Rachel’s brother John is the father of the four kids that just piled into Rachel’s kitchen and plopped their backpacks onto her table. He had been a farmer as a young boy but was badly burned in a barn accident, the same accident that took his dad David’s life and his mother Mary’s legs. It was a bad accident, and one that wasn’t really talked about much anymore. Rachel was afraid that bringing it up would be too hard for grandma Mary. On that day Mary lost her husband David, she lost her legs, and although she didn’t lose her son, she lost a part of him, because their relationship has never been the same. From that day forward he started his journey away from her and the rest of their family, away from Jesus and his church family, away from all his memories of farming, without of course, being a total jerk. After all, his dad did at least raise him to honor his momma, so he would still be around, he would still call her once a week and send her a mother’s day card and a birthday card and he’d spend way too much on her at Christmas.That was the true extent of the relationship. In his heart, if he were really honest, he were an orphan of his own making. He had set out on his own, plowed his own way and hadn’t ever gone back to how things were and had no intention of ever doing so. He decided NOT to be a farmer and to stay far from it.
John is now an orthopedic surgeon. Something about seeing his mom go through all that pain of losing her legs pushed him to orpthopedics. It was also the one way to show the outside world that he was in fact, not a total jerk. As far as the town knew, it was the accident that turned him away from farming and into “something greater”, this new career of genuine healing.
Bare feet hit the floor early in the morning, the drape of a clean white gown unravels from under the sheets. A little girl with sandy blond hair and freckles like cinnamon sprinkles, yawns, pulls on a sweater and sticks her feet into her tall rubber work boots.
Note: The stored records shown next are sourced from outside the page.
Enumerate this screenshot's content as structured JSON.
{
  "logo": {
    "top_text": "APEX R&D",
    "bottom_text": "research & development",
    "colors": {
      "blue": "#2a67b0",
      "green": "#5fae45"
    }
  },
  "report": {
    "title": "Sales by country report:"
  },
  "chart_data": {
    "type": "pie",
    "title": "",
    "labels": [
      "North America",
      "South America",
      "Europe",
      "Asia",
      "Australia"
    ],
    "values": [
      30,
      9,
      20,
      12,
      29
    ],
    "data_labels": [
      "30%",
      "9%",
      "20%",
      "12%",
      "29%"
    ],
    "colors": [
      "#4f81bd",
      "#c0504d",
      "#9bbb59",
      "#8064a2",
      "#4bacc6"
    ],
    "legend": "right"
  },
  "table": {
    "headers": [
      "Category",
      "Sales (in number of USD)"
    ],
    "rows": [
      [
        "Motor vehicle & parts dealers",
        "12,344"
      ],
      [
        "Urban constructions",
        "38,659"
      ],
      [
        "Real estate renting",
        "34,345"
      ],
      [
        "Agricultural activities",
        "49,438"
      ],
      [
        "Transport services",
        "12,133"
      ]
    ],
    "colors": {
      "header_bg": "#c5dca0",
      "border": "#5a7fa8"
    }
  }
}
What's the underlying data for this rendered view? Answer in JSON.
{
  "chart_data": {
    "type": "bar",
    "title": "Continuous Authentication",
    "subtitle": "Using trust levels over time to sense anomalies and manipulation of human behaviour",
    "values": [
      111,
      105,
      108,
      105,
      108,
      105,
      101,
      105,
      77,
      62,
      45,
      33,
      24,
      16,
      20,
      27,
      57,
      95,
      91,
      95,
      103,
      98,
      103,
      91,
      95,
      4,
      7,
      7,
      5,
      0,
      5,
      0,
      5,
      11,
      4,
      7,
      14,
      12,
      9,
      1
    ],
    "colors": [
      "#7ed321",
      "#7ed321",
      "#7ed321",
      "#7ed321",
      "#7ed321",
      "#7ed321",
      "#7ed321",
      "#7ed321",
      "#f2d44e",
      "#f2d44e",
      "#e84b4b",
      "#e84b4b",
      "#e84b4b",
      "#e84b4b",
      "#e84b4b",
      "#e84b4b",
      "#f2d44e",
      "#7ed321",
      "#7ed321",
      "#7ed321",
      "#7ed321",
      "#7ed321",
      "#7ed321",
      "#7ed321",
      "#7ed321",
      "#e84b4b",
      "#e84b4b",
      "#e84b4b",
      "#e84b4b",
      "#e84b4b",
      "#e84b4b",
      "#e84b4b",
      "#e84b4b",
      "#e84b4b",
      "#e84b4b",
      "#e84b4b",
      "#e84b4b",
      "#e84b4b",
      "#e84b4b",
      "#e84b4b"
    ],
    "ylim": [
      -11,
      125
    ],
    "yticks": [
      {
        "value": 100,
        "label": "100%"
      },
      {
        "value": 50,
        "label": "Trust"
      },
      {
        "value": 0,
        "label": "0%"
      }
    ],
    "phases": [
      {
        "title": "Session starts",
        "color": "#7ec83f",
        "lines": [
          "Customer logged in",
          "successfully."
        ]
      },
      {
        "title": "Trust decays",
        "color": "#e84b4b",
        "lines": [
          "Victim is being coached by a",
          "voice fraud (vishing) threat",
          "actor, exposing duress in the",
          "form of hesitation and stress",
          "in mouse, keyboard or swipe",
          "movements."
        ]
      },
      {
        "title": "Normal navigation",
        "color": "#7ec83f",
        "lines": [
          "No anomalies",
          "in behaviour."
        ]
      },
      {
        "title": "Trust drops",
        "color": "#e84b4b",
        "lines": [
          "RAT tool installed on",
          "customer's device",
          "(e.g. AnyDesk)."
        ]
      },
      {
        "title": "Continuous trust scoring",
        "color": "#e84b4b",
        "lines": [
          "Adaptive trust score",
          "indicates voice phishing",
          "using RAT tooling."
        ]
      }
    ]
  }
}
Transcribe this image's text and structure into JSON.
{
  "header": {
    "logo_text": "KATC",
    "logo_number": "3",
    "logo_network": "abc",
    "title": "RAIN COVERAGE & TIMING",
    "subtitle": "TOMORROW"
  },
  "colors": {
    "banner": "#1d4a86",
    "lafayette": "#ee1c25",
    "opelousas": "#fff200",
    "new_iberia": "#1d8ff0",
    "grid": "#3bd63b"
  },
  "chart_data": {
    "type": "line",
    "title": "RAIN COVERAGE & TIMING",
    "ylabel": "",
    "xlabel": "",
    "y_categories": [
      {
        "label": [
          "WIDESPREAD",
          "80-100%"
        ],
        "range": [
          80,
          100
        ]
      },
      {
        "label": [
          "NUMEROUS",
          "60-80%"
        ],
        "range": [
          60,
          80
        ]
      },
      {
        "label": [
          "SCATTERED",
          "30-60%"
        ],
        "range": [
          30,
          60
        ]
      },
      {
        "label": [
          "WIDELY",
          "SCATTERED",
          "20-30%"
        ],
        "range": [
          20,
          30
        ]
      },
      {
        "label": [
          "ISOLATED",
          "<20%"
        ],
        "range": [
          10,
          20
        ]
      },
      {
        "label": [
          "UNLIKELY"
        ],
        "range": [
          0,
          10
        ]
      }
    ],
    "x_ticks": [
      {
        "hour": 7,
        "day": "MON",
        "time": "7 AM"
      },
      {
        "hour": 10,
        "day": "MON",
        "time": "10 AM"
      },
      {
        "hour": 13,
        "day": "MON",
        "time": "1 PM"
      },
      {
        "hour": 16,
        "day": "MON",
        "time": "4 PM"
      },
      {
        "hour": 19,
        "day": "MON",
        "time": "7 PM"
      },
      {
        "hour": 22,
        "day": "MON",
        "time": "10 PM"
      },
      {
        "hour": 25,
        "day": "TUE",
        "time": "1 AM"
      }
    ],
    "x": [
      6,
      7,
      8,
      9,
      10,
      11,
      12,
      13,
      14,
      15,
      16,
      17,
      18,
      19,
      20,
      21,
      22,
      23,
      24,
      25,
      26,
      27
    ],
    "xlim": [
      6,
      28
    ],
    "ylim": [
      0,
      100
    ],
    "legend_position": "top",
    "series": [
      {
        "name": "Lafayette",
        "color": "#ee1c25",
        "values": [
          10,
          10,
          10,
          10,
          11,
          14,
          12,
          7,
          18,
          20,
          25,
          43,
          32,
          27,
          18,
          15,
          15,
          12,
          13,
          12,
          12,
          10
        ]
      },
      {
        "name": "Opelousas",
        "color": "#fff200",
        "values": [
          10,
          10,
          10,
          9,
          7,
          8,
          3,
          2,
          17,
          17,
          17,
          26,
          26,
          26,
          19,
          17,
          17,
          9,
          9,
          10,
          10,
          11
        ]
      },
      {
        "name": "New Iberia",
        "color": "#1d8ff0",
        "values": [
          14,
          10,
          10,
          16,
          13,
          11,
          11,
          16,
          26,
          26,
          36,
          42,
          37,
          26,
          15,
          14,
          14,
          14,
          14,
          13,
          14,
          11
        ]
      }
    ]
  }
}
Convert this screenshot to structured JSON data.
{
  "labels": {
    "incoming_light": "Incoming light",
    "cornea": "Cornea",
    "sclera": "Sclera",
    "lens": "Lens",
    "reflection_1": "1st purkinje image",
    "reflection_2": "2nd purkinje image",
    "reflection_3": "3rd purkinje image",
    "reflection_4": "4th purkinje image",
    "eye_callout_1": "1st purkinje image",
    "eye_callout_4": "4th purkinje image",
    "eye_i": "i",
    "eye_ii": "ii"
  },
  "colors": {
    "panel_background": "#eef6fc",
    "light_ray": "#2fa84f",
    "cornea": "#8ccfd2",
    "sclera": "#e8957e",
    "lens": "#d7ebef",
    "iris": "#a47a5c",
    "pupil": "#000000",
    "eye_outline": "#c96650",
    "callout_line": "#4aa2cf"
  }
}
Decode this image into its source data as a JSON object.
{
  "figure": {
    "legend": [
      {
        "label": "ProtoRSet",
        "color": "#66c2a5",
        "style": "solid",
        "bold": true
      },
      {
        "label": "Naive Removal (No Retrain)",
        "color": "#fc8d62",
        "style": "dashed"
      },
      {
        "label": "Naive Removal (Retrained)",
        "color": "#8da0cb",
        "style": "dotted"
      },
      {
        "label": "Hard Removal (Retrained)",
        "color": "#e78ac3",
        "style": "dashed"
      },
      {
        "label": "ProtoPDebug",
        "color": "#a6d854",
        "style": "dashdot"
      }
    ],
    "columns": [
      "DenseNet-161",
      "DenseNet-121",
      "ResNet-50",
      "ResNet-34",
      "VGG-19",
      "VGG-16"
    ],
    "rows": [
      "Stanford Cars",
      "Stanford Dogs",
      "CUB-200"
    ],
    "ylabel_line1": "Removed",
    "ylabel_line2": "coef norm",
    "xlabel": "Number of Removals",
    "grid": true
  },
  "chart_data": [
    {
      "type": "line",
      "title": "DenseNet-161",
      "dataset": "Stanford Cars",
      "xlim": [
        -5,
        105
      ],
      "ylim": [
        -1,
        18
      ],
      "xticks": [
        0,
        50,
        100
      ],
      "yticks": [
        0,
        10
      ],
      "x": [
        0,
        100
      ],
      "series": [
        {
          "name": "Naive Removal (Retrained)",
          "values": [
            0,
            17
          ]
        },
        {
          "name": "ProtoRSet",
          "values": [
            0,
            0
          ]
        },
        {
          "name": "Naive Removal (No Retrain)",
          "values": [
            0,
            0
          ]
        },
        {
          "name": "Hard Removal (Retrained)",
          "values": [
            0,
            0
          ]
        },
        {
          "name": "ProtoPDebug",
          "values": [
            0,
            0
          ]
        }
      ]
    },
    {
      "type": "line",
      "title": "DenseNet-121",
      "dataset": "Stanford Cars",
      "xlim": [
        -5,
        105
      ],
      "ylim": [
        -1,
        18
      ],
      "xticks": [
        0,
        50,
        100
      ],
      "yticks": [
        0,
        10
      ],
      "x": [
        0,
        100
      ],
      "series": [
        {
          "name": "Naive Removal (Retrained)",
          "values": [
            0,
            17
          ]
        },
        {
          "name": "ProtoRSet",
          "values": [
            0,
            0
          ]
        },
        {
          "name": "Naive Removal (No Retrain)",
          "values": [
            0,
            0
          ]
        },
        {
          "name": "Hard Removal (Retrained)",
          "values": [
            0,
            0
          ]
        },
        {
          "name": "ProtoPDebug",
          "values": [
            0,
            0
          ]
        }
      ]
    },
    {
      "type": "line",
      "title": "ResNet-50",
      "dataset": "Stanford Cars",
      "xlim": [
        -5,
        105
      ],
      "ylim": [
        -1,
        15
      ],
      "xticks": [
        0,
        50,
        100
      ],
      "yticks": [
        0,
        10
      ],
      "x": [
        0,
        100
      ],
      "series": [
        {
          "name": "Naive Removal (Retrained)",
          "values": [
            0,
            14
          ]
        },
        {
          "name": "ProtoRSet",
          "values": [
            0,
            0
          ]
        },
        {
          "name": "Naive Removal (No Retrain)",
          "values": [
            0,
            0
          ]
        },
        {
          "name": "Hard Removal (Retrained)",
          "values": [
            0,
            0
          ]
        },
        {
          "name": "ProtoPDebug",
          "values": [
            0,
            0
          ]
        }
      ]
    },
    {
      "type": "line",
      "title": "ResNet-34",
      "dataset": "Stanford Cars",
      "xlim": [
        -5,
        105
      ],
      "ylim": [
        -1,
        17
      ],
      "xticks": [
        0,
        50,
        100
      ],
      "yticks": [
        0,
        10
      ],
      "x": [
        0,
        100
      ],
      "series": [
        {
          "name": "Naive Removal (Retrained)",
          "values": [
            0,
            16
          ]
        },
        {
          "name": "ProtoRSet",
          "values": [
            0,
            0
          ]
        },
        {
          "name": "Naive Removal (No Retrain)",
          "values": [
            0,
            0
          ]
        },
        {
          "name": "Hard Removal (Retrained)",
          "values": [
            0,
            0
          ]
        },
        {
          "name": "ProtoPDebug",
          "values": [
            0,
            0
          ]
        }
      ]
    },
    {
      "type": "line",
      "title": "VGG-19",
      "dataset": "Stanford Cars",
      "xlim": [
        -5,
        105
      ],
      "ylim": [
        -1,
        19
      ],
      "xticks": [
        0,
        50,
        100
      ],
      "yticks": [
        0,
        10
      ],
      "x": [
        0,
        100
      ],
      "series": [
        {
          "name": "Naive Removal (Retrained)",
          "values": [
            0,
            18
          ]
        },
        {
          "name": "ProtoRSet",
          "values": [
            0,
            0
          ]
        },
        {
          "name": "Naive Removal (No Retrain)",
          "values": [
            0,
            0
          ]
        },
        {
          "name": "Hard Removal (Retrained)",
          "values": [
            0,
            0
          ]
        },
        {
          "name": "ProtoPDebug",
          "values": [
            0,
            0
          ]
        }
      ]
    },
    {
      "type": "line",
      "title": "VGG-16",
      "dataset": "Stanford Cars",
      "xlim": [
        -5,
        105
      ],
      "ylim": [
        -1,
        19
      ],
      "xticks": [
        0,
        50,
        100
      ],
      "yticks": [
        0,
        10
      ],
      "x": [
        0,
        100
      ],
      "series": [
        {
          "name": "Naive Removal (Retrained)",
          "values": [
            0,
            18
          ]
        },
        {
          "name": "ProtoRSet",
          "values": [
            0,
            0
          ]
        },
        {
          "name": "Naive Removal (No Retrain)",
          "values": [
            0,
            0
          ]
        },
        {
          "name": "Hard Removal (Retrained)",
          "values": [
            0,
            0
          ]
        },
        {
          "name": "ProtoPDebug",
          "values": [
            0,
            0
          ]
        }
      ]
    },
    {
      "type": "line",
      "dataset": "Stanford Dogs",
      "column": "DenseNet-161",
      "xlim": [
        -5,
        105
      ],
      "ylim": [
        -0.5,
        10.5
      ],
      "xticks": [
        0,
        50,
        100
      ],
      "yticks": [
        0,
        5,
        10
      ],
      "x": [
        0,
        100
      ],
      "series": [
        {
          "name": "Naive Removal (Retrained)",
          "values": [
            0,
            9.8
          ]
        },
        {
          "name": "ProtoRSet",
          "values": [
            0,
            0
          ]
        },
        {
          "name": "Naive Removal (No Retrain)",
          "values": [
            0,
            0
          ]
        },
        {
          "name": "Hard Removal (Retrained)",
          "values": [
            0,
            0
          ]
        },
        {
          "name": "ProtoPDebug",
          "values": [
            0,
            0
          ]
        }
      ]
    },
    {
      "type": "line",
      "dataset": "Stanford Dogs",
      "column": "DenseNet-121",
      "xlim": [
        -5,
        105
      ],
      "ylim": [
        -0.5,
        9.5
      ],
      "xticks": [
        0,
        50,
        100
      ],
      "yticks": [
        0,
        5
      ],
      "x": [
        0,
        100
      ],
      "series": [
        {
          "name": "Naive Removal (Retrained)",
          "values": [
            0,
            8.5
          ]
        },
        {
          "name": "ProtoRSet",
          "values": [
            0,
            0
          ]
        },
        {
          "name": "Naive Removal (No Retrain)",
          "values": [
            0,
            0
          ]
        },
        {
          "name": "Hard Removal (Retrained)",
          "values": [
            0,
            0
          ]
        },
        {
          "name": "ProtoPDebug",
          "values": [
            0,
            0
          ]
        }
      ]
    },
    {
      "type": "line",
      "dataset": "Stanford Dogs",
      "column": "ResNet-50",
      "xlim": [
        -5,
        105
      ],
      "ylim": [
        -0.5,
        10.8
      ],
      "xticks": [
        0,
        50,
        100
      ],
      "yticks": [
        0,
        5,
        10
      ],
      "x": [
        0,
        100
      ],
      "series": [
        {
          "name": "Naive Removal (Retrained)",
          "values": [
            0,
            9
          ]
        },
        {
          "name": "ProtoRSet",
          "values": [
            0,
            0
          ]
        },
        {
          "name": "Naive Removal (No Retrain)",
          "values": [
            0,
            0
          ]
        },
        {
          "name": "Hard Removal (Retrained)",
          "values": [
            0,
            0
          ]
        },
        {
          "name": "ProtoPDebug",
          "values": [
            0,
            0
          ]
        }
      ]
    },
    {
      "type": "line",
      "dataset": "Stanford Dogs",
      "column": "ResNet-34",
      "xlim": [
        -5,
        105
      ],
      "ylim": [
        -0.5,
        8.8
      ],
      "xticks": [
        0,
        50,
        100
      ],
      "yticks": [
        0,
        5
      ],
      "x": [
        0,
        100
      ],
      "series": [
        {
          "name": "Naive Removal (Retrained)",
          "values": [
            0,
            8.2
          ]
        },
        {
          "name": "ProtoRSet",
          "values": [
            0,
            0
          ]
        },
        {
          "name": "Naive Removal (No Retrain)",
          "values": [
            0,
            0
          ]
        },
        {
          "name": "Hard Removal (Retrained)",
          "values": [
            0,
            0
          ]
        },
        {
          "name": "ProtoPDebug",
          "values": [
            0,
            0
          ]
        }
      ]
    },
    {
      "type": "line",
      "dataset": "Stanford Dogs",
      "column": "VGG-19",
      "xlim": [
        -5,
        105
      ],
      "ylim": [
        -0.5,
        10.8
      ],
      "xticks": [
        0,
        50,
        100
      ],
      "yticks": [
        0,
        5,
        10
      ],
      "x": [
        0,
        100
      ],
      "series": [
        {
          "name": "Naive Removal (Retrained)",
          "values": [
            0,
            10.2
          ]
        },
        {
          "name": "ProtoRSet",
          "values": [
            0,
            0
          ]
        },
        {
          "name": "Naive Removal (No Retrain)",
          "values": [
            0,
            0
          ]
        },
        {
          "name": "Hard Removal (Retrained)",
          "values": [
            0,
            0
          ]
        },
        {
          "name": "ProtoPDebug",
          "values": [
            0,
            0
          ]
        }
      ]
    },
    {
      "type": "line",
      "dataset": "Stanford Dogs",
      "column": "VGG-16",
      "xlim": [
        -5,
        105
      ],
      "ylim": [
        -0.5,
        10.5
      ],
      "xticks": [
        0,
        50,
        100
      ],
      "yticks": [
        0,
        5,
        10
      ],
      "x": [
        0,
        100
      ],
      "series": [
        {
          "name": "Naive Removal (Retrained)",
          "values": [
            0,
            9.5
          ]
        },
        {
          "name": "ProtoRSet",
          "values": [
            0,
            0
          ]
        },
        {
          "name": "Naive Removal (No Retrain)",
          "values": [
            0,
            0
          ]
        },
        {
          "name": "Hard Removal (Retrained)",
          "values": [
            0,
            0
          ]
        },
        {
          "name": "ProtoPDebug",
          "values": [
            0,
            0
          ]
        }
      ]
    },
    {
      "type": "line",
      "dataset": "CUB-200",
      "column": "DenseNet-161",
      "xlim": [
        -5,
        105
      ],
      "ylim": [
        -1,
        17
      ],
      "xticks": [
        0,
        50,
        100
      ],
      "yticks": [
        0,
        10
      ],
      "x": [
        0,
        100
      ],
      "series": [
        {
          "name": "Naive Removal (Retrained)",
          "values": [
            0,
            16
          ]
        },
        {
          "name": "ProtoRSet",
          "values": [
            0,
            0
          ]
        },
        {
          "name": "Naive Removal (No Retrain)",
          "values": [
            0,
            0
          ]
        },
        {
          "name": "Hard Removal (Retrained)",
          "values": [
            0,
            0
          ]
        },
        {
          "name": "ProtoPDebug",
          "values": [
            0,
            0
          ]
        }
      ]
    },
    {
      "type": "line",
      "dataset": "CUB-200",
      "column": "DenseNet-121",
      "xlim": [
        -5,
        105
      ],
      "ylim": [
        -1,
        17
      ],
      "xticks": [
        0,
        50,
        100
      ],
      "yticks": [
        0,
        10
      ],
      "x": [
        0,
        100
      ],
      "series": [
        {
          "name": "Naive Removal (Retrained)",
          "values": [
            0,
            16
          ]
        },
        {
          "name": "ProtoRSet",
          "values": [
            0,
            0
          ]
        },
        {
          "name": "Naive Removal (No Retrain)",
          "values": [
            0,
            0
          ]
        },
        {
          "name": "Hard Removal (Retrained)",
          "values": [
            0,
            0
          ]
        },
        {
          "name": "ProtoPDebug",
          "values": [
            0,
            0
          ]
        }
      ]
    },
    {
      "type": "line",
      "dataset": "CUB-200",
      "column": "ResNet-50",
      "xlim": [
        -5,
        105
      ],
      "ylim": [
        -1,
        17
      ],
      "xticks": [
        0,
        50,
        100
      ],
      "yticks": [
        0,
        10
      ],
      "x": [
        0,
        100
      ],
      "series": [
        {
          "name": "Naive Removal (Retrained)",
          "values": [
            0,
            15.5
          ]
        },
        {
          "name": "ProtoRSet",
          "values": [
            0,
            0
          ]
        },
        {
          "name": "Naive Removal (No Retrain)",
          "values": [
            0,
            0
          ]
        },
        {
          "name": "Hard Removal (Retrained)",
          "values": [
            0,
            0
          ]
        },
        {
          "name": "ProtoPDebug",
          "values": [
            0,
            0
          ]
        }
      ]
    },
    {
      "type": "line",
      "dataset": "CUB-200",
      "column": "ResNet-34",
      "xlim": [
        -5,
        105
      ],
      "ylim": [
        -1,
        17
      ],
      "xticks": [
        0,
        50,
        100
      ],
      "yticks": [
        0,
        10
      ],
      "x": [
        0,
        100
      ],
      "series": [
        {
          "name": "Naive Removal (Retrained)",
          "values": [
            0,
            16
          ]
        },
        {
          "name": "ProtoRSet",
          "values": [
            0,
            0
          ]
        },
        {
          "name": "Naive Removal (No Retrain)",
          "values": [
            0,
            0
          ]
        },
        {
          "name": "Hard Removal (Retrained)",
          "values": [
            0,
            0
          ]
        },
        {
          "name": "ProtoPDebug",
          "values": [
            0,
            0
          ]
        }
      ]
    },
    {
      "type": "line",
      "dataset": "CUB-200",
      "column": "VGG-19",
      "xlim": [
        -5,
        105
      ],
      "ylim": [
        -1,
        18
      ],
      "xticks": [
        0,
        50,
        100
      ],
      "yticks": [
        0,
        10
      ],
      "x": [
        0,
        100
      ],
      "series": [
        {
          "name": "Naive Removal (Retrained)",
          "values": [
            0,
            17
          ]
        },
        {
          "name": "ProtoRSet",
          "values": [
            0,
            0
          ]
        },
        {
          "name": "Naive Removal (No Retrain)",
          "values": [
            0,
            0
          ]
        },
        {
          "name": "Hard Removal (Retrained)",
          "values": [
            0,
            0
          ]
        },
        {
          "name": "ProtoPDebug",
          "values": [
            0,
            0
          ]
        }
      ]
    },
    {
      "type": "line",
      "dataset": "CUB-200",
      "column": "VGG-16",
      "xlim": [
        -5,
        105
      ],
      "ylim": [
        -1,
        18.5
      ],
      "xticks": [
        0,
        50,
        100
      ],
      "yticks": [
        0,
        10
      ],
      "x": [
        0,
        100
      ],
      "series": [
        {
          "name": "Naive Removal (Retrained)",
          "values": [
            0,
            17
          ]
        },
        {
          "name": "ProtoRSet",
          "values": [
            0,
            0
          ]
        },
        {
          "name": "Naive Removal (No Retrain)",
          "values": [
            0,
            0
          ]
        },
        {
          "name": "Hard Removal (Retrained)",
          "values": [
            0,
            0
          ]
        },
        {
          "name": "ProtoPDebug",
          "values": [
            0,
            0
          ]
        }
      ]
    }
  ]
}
You see the girl as she stomps out of the house, pushing through the screen porch door and hear it’s rusty hinge slam shut behind her, she clobbers down the porch steps and out across the yard, one foot turning slightly into some mud and manure. “Ouch” escapes her tongue in her groggy morning voice. You hear the stool being pulled from the barn wall, it’s legs scraping it’s way down. She sits on the stool, scooted up next to her goat, the hem of her gown has gathered muck. She milks the goat as she sings softly, “In the morning when I rise, in the morning when I rise, in the morning when I rise, give me Jesus”. She leans her forehead into her goat, tenderly and patiently doing her chore as she does twice a day, as she’s done every day since she could get that stool down off the wall. She like’s being relied upon, she likes being needed. It makes her really fit in here. Here, service means family.
She muddles up the ramp going into the henhouse, the hem of the once white gown collecting hay that’s now sticking to the muck. The hens cackle softly as the girl says “excuse me, pardon me, just here collecting the rent honey”, her little hands reaching in, her hair lights up golden in the sunrise streaming through the cracks in the henhouse, and the freckles on her face seem to dance as she smiles. She says to the hens ,“The worker deserves her wages, and I woke up hungry today!” She turns around and heads back to the house after dropping their scratch feed down for the hungry chickens. They cluck their thanks and get busy eating the morning offerings as she heads back to the house, her day only beginning.